Web Crawling 101: How Bots Index and Enrich New Content
As Talkwalker’s web crawler now indexes more than 300 million new articles daily and adds five new sources every second, let’s take a look at how web crawling works.
On this blog, we usually focus on what you can do with the data that Talkwalker finds for you, but there’s a behind-the-scenes process we’ve never highlighted: how do posts and articles turn up in a project?
Talkwalker has a range of different data sources from social networks that come into the platform via APIs, but we actually collect a large portion of data ourselves.
How the Web Crawler Identifies the Right Content
Web crawlers, or spiders, systematically browse the web to index content. Talkwalker runs a proprietary crawler that indexes content on websites such as online news sites, blogs, forums and message boards. He’s called Roger.
As a web page is indexed, the bot needs to decide which blocks on the site are relevant content. If you take a look at this blog page for example, you’ll notice a sidebar giving reading recommendations. While this provides value to readers on the page, for the purpose of crawling and indexing, this content is not relevant.

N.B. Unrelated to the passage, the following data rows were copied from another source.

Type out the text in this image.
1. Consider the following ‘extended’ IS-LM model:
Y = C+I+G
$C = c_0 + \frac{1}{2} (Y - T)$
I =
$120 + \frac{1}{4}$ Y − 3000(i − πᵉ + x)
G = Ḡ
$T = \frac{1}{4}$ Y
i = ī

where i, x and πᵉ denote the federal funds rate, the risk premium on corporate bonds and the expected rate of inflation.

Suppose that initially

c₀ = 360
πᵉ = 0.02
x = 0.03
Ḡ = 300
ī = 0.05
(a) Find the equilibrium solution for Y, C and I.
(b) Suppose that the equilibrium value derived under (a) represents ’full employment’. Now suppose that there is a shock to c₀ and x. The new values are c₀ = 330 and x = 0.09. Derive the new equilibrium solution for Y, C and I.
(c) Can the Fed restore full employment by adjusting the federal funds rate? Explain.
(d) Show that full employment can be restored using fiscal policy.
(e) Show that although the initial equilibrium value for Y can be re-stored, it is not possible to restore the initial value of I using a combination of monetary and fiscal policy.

Roger has to be smart enough to decide what to import and what to discard. “It’s my team’s job to make sure that only clean results show up in the platform.” says Sebastien Wagener, Head of Data at Talkwalker.
“To ensure we consistently get those high quality results, we automatically detect the website structure and type of website. We then identify areas where new content will be published in the future and automatically create extraction templates for new articles that include information for dates and timezones,” explains Wagener.
Adding New Sources and Content Automatically
Social media analytics is only as valuable as the data behind it. Cutting corners on data can come back to bite you fast, especially when you’re missing an important source that may post critical information about your brand.
Talkwalker’s crawler adds 5 sources per second. ”We automatically extract all the links to detect sites which we are not yet crawling from the posts we crawl, including social network posts. So whenever a new blog, messageboard, or news site is created, there is a high probability that we’ll be adding it very quickly,” says Wagener.
Automatic schedulers make sure that every site gets visited frequently. ”We adapt our crawling smartly based on previously crawled data. Through machine learning we can predict when new posts will be published and crawl them even faster,” explains Wagener.
Many of Talkwalker’s clients want to monitor niche sites that are important to them. Eray Yumurtaci, Territory Manager UK, knows many brands want to focus on regional coverage. “It’s not uncommon for us to get a long list of regional news sources or sources in a specific language the client wants to monitor. Then customer support works with the data team to add those sources, free of charge.”
How Talkwalker's Web Crawler Cleans Content
When a new site is detected, the web crawler automatically determines whether the site structure is a blog, message board, or other, and starts crawling. “We don’t require RSS feeds to be present and don’t have to write manual parsers for those site,” says Wagener. Instead, they start crawling the website instantly, completely automatically.
But not all crawled articles will be delivered to the Talkwalker platform. “We have set up advanced filtering and rules to deal with duplicates, spam and pornographic content, so that Talkwalker users can run their analysis on a high quality set of posts.”
Enriching Content After Crawling
For brands to make the most of the data, the article on its own isn’t enough, which is why there’s another set of steps between retrieving the article and adding it to the platform.
New posts are processed and enriched using machine learning. As Wagener explains, “we cluster similar articles together, calculate the sentiment, extract entities, topics and smart filters, remove duplicates and normalise all posts.” All this is done in a matter of a few seconds, so that new results are available in real time.
Determining language is another important step before the article can appear in Talkwalker. “The platform is build internationally from the ground up, because borders don’t make a lot of sense online. We put a lot of effort in correctly detecting country and region, language, timezone and date of all our crawled articles, so that you can do meaningful analysis in Talkwalker later,” says Wagener. The platform currently supports 187 languages, including right-to-left languages like Arabic and specific Indian dialects.
“To top things off, we also retrieve the number of times an article has been shared or liked on Twitter, Facebook, LinkedIn and many other social networks, allowing brands to measure the impact on their coverage,” says Wagener. “For all images linked on this data, we run our proprietary image recognition technology, which currently processes more than 100 million images daily. This allows clients not just to query data in text, but also in images.”
Brands can align these metrics with their company KPIs or other internal data, which can be integrated through the Talkwalker API.
In Seconds from Crawling to Delivery
Articles that our web crawler detected show up in the platform seconds later. Clients can analyze sentiment, apply geographic filters or discover influencers, while the data team finds new ways to improve the crawling process further.
"We take a lot of pride in what we do and we put an immense amount of effort into the quality of the data which we crawl. Being one of the only social media providers to do the crawling on their own, without relying on any third party data provider for crawling or data processing, makes us a quality leader in this field," says Wagener.
One of his team’s priorities is to provide even more third-party data. “Today, through our partners we have already print and broadcast data integrated, making Talkwalker the industry leading 360 degree social media monitoring tool. But we won’t stop there and keep adding new sources constantly” says Wagener.